Ella se rió. Tenía una manera de reírse distinta a la de mi mujer, pero me resultaba familiar, como si la conociera de hacía muchísimo tiempo. Me acordé de un día en pleno invierno, cuando era un crío y vestía pantalón corto, en el que, de camino al colegio con un amigo, hacía tanto frío que ni siquiera podíamos abrir la boca para decir que hacía frío y los dos nos echamos a reír. Luego recordé varias escenas de mi vida en las que me había reído con alguien del mismo modo y, de pronto, me puse de buen humor. 
—¿Desde cuándo vives en Tokio? —me preguntó ella. Me percaté de algo raro cuando la palabra «Tokio» salió de sus labios: 
—Un momento, ¿en qué idioma me estás hablando? Y es que no lo sabía. Ella asintió con la cabeza y respondió:  
—No tiene nombre. Te estoy hablando en una lengua que solo entendemos tú y yo. Entre todas las personas existe un idioma parecido. De veras. Hay una clase de idioma tan solo para ti y otra persona, para tu mujer y tú, para las mujeres con las que estuviste antes y tú, para tu padre y tú, para tus amigos y tú. 
—¿Y si no estuviéramos solos? ¿Qué pasaría con ese idioma? 
—Si fuéramos tres, hablaríamos una lengua que solo nos pertenecería a los tres, y si se sumara uno más, la lengua volvería a cambiar. Hace mucho tiempo que observo esta ciudad. Tú, por tu parte, también has hecho lo propio. Hay mucha gente así, y ahora te estoy hablando en un idioma que solo entienden personas que «guardan la misma distancia con Tokio». Pero si aquí hubiera una abuela simpática que vive sola, me dirigiría a ella con palabras que hablaran de soledad. Si se tratara de alguien que estuviera a punto de pagarse una prostituta, lo haría con un idioma que hablara de libido. Funciona así. 
—¿Y si estuviéramos la abuela, el de la prostituta, tú y yo? 
—Siempre tienes algo que decir, ¿eh? En ese caso supongo que charlaríamos con palabras relativas a la vida de cada uno de los que arrastra este tren nocturno, en medio de la particular atmósfera creada aquí y ahora por esas cuatro personas, que no son cuatro personas cualesquiera. 
—No me digas. 
—¿Desde cuándo vives en Tokio?
—Desde los dieciocho años. Me vine nada más morir mi madre. Desde entonces he estado siempre en esta ciudad. 
—¿Cómo se siente uno al vivir con una mujer? 

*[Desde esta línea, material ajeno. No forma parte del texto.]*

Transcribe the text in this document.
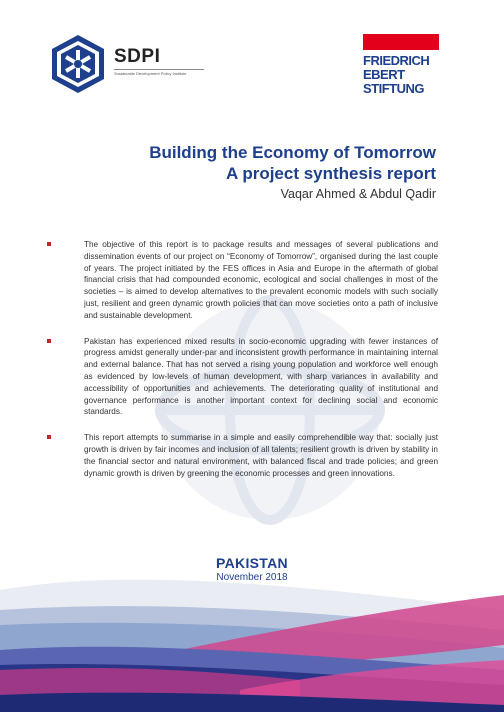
SDPI
Sustainable Development Policy Institute
FRIEDRICH
EBERT
STIFTUNG
Building the Economy of Tomorrow
A project synthesis report
Vaqar Ahmed & Abdul Qadir
The objective of this report is to package results and messages of several publications and dissemination events of our project on “Economy of Tomorrow”, organised during the last couple of years. The project initiated by the FES offices in Asia and Europe in the aftermath of global financial crisis that had compounded economic, ecological and social challenges in most of the societies – is aimed to develop alternatives to the prevalent economic models with such socially just, resilient and green dynamic growth policies that can move societies onto a path of inclusive and sustainable development.
Pakistan has experienced mixed results in socio-economic upgrading with fewer instances of progress amidst generally under-par and inconsistent growth performance in maintaining internal and external balance. That has not served a rising young population and workforce well enough as evidenced by low-levels of human development, with sharp variances in availability and accessibility of opportunities and achievements. The deteriorating quality of institutional and governance performance is another important context for declining social and economic standards.
This report attempts to summarise in a simple and easily comprehendible way that: socially just growth is driven by fair incomes and inclusion of all talents; resilient growth is driven by stability in the financial sector and natural environment, with balanced fiscal and trade policies; and green dynamic growth is driven by greening the economic processes and green innovations.
PAKISTAN
November 2018
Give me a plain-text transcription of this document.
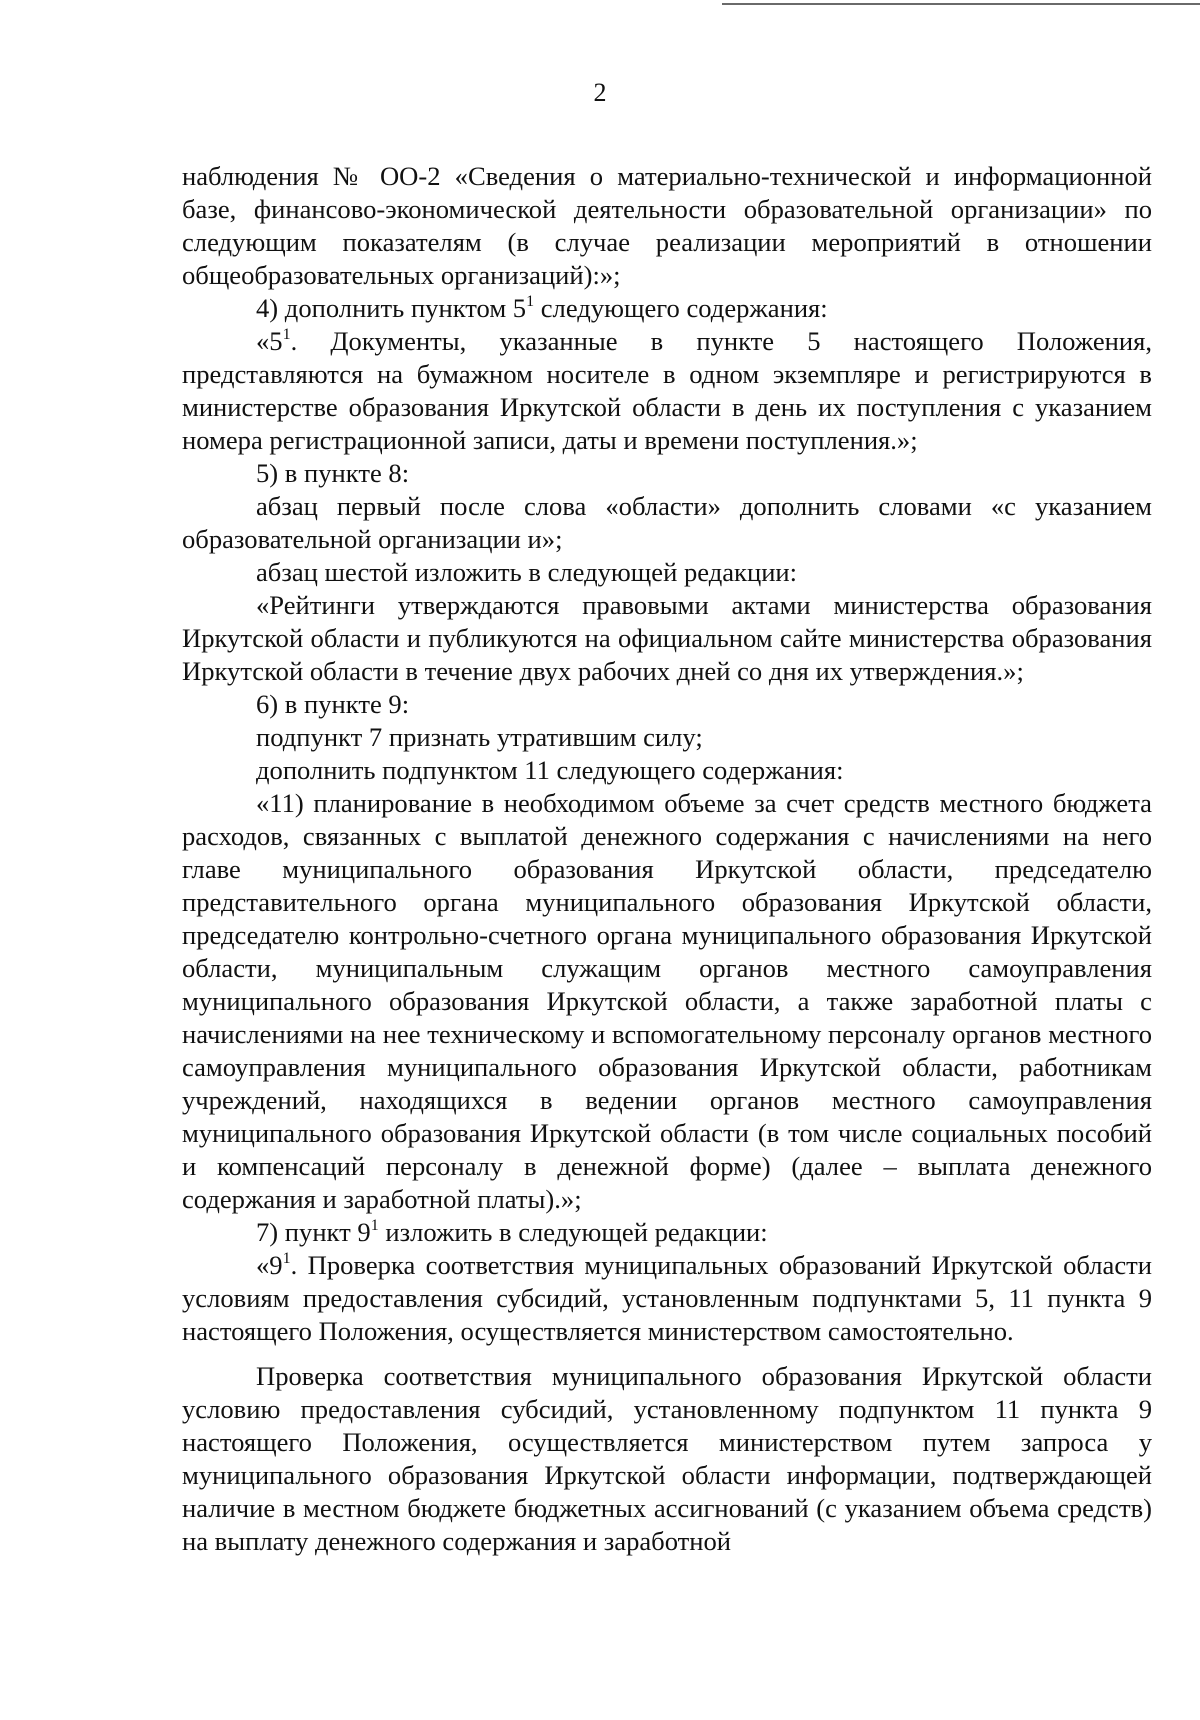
2

наблюдения № ОО-2 «Сведения о материально-технической и информационной базе, финансово-экономической деятельности образовательной организации» по следующим показателям (в случае реализации мероприятий в отношении общеобразовательных организаций):»;

4) дополнить пунктом $5^1$ следующего содержания:

«$5^1$. Документы, указанные в пункте 5 настоящего Положения, представляются на бумажном носителе в одном экземпляре и регистрируются в министерстве образования Иркутской области в день их поступления с указанием номера регистрационной записи, даты и времени поступления.»;

5) в пункте 8:

абзац первый после слова «области» дополнить словами «с указанием образовательной организации и»;

абзац шестой изложить в следующей редакции:

«Рейтинги утверждаются правовыми актами министерства образования Иркутской области и публикуются на официальном сайте министерства образования Иркутской области в течение двух рабочих дней со дня их утверждения.»;

6) в пункте 9:

подпункт 7 признать утратившим силу;

дополнить подпунктом 11 следующего содержания:

«11) планирование в необходимом объеме за счет средств местного бюджета расходов, связанных с выплатой денежного содержания с начислениями на него главе муниципального образования Иркутской области, председателю представительного органа муниципального образования Иркутской области, председателю контрольно-счетного органа муниципального образования Иркутской области, муниципальным служащим органов местного самоуправления муниципального образования Иркутской области, а также заработной платы с начислениями на нее техническому и вспомогательному персоналу органов местного самоуправления муниципального образования Иркутской области, работникам учреждений, находящихся в ведении органов местного самоуправления муниципального образования Иркутской области (в том числе социальных пособий и компенсаций персоналу в денежной форме) (далее – выплата денежного содержания и заработной платы).»;

7) пункт $9^1$ изложить в следующей редакции:

«$9^1$. Проверка соответствия муниципальных образований Иркутской области условиям предоставления субсидий, установленным подпунктами 5, 11 пункта 9 настоящего Положения, осуществляется министерством самостоятельно.

Проверка соответствия муниципального образования Иркутской области условию предоставления субсидий, установленному подпунктом 11 пункта 9 настоящего Положения, осуществляется министерством путем запроса у муниципального образования Иркутской области информации, подтверждающей наличие в местном бюджете бюджетных ассигнований (с указанием объема средств) на выплату денежного содержания и заработной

—Cuando a uno lo bombardean con interminables conversaciones sobre detalles triviales y cosas absurdas sin importancia de la vida cotidiana, acaba sintiéndose extrañamente alienado. Con Atsuko es como si estuviera con la mismísima personificación del concepto de mujer que vive preocupada solo por ese tipo de nimiedades. Los pies de mi madre pasando junto a mi almohada en zapatillas cuando era tan pequeño que apenas conservo recuerdos, o mi prima llorando de espaldas cuando se le murió el gato. Son imágenes que se me han quedado grabadas en la retina. La turbadora sensación de calor e intimidad con el cuerpo extraño de otra persona. 
—¿Es así como te sientes? 
—¿Y tú adónde vas? —le pregunté. 
—Yo cojo el tren y me paso el tiempo observando. Siempre lo he hecho así, como siguiendo una recta invisible que no tuviera fin. La mayoría de la gente no lo comprende. Considera que el tren es una caja estable a la que se sube por la mañana, tras mostrar el bono y pasar los torniquetes, y que le permite regresar a la misma estación por la noche. ¿No crees? —dijo ella. 

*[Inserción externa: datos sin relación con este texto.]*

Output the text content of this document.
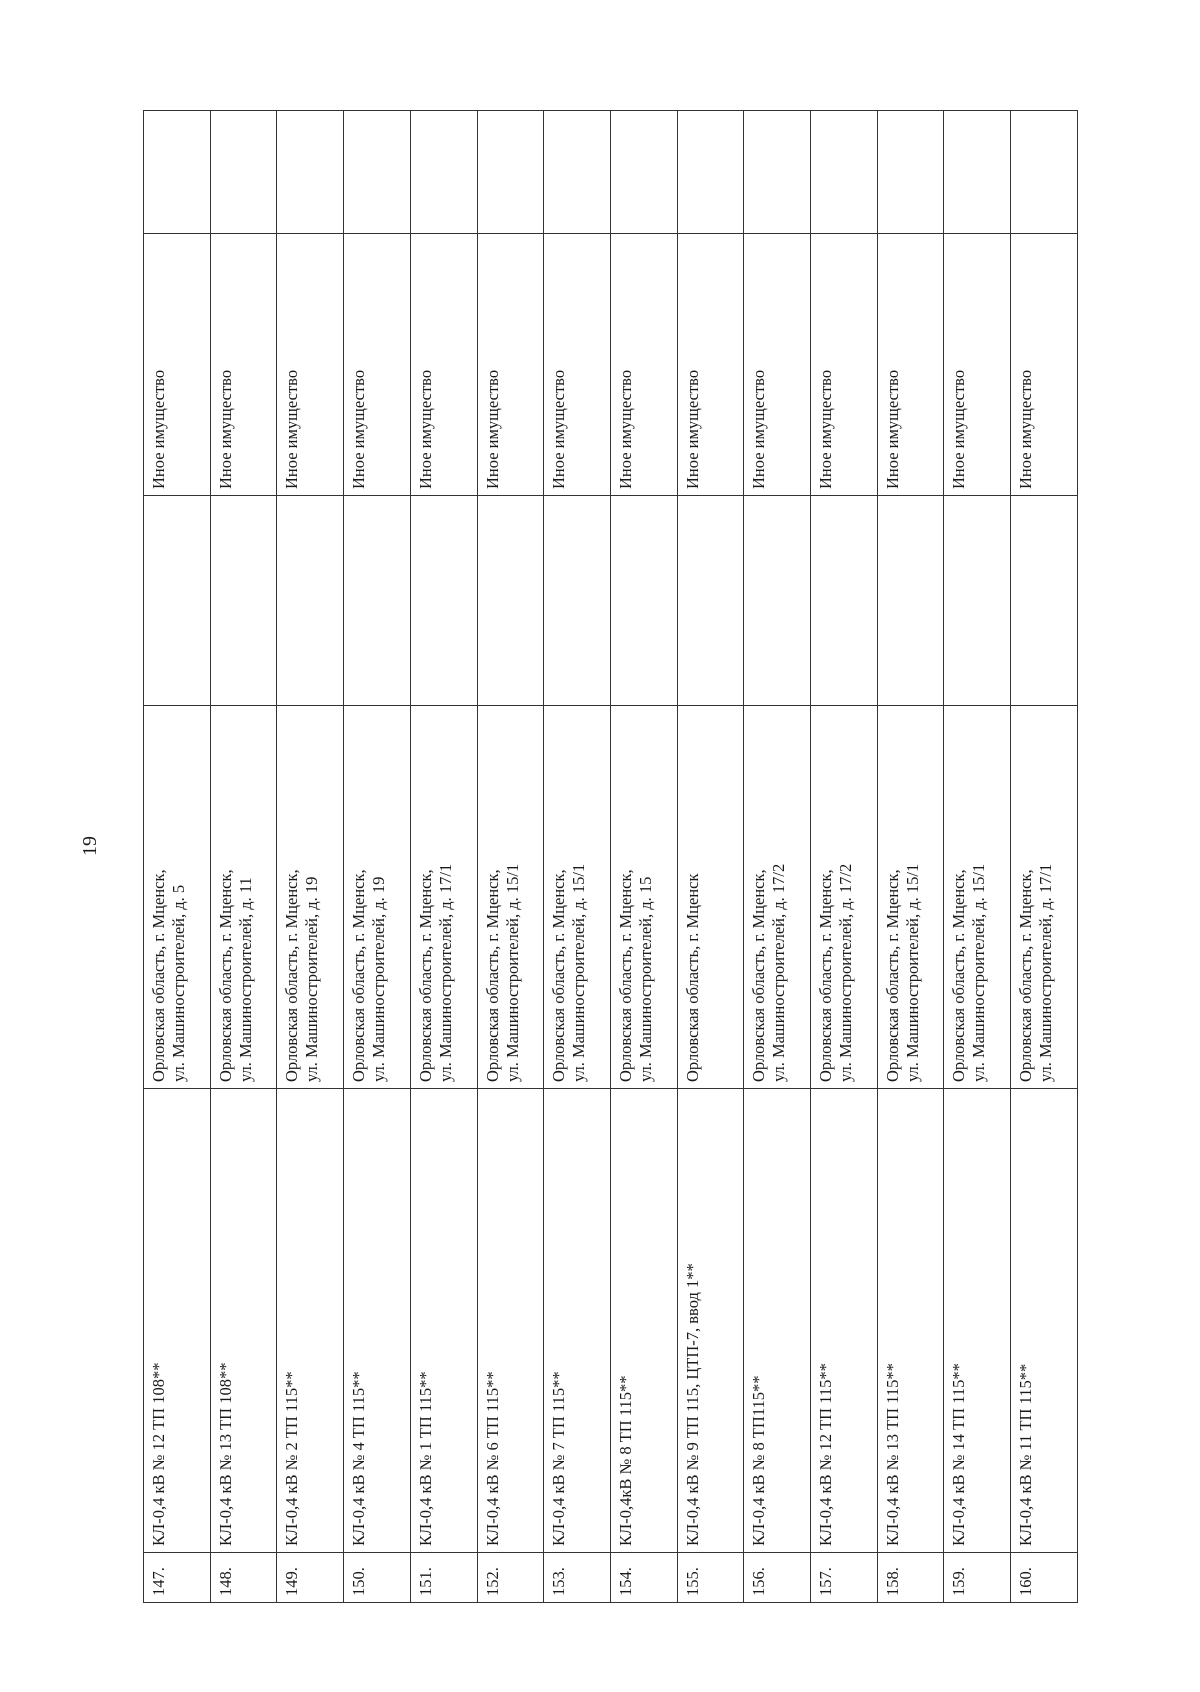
19
147.	КЛ-0,4 кВ № 12 ТП 108**	Орловская область, г. Мценск, ул. Машиностроителей, д. 5		Иное имущество	
148.	КЛ-0,4 кВ № 13 ТП 108**	Орловская область, г. Мценск, ул. Машиностроителей, д. 11		Иное имущество	
149.	КЛ-0,4 кВ № 2 ТП 115**	Орловская область, г. Мценск, ул. Машиностроителей, д. 19		Иное имущество	
150.	КЛ-0,4 кВ № 4 ТП 115**	Орловская область, г. Мценск, ул. Машиностроителей, д. 19		Иное имущество	
151.	КЛ-0,4 кВ № 1 ТП 115**	Орловская область, г. Мценск, ул. Машиностроителей, д. 17/1		Иное имущество	
152.	КЛ-0,4 кВ № 6 ТП 115**	Орловская область, г. Мценск, ул. Машиностроителей, д. 15/1		Иное имущество	
153.	КЛ-0,4 кВ № 7 ТП 115**	Орловская область, г. Мценск, ул. Машиностроителей, д. 15/1		Иное имущество	
154.	КЛ-0,4кВ № 8 ТП 115**	Орловская область, г. Мценск, ул. Машиностроителей, д. 15		Иное имущество	
155.	КЛ-0,4 кВ № 9 ТП 115, ЦТП-7, ввод 1**	Орловская область, г. Мценск		Иное имущество	
156.	КЛ-0,4 кВ № 8 ТП115**	Орловская область, г. Мценск, ул. Машиностроителей, д. 17/2		Иное имущество	
157.	КЛ-0,4 кВ № 12 ТП 115**	Орловская область, г. Мценск, ул. Машиностроителей, д. 17/2		Иное имущество	
158.	КЛ-0,4 кВ № 13 ТП 115**	Орловская область, г. Мценск, ул. Машиностроителей, д. 15/1		Иное имущество	
159.	КЛ-0,4 кВ № 14 ТП 115**	Орловская область, г. Мценск, ул. Машиностроителей, д. 15/1		Иное имущество	
160.	КЛ-0,4 кВ № 11 ТП 115**	Орловская область, г. Мценск, ул. Машиностроителей, д. 17/1		Иное имущество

—De lo contrario, el día a día se convertiría en algo imprevisible y tremendamente inestable —respondí yo. 
Ella asintió y siguió hablando. 
—En realidad, no estoy diciendo que me imiten, es una cuestión de mentalidad. Te sorprendería lo lejos que sería capaz de marcharse la mayoría de los pasajeros de este tren, con el poco dinero que llevan en la cartera dentro del maletín, si miraran la vida desde el tren como único punto de observación y no confundieran su función con la de llevarlos de casa al trabajo y devolverlos después. 
—No lo pongo en duda. 
—Siempre estoy dándoles vueltas a esas cosas cuando voy en tren. 

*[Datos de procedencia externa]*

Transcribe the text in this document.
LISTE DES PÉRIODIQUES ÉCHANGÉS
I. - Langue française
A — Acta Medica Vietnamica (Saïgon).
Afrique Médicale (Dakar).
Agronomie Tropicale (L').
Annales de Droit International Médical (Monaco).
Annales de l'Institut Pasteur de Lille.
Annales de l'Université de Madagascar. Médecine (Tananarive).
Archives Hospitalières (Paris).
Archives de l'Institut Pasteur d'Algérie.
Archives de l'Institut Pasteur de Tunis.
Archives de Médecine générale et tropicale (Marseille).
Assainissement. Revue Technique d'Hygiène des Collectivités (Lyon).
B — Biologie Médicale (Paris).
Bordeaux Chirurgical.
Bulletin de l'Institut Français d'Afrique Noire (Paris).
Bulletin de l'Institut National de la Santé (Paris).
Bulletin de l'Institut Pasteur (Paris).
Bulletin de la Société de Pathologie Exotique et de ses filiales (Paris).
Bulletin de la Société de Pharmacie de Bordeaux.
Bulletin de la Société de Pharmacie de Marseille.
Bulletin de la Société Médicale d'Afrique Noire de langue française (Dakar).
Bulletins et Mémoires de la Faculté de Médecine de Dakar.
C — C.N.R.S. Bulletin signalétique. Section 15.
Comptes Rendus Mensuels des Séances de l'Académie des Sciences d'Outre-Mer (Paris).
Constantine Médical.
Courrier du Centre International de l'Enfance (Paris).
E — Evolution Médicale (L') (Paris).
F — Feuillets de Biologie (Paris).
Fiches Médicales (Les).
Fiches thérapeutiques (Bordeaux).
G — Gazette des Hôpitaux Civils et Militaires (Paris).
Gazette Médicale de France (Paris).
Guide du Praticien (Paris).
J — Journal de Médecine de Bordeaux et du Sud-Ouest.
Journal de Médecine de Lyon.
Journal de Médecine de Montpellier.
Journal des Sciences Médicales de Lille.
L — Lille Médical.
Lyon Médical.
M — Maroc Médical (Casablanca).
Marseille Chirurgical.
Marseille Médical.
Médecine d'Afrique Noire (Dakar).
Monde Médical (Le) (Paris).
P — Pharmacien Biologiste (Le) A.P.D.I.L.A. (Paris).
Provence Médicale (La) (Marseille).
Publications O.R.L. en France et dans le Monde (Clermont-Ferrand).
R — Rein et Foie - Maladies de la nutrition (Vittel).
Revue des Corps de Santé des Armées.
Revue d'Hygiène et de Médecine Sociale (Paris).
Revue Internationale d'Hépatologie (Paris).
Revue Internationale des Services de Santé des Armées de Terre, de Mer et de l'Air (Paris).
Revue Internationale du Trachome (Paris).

—Se nota que tienes mucho tiempo libre. 
—Todos los que nos hemos subido al tren estamos en la misma situación. Unos leen, otros contemplan los anuncios en las paredes del vagón, otros escuchan música. Yo, mientras tanto, pienso en las posibilidades del tren. 
—¿Por qué te has convertido de repente en una mujer guapa? 
—Porque no te has bajado en la estación en la que tenías que bajarte y quería hablar contigo. Simplemente para atraer tu atención. Me sentía tan aturdido que ya no sabía con quién estaba hablando ni de qué. El tren se iba deteniendo en las estaciones y volvía a deslizarse en la noche. Rodeado de oscuridad, el barrio donde vivía se encontraba cada vez más lejos. La persona que estaba a mi lado me provocaba cierta nostalgia. El olor de un lugar antes de mi nacimiento en el que una mezcla de desprecio y cariño impregnaba el aire. Al mismo tiempo, sin embargo, me transmitía la sensación de que era inabordable y podría ser peligrosa si la tocase. Temblé por dentro. No porque me preocupara mi borrachera o la posibilidad de estar volviéndome loco, sino por una sensación instintiva de insignificancia. Como el instinto desesperado de fugarse que siente una criatura salvaje al topar con un ser mucho más poderoso que ella.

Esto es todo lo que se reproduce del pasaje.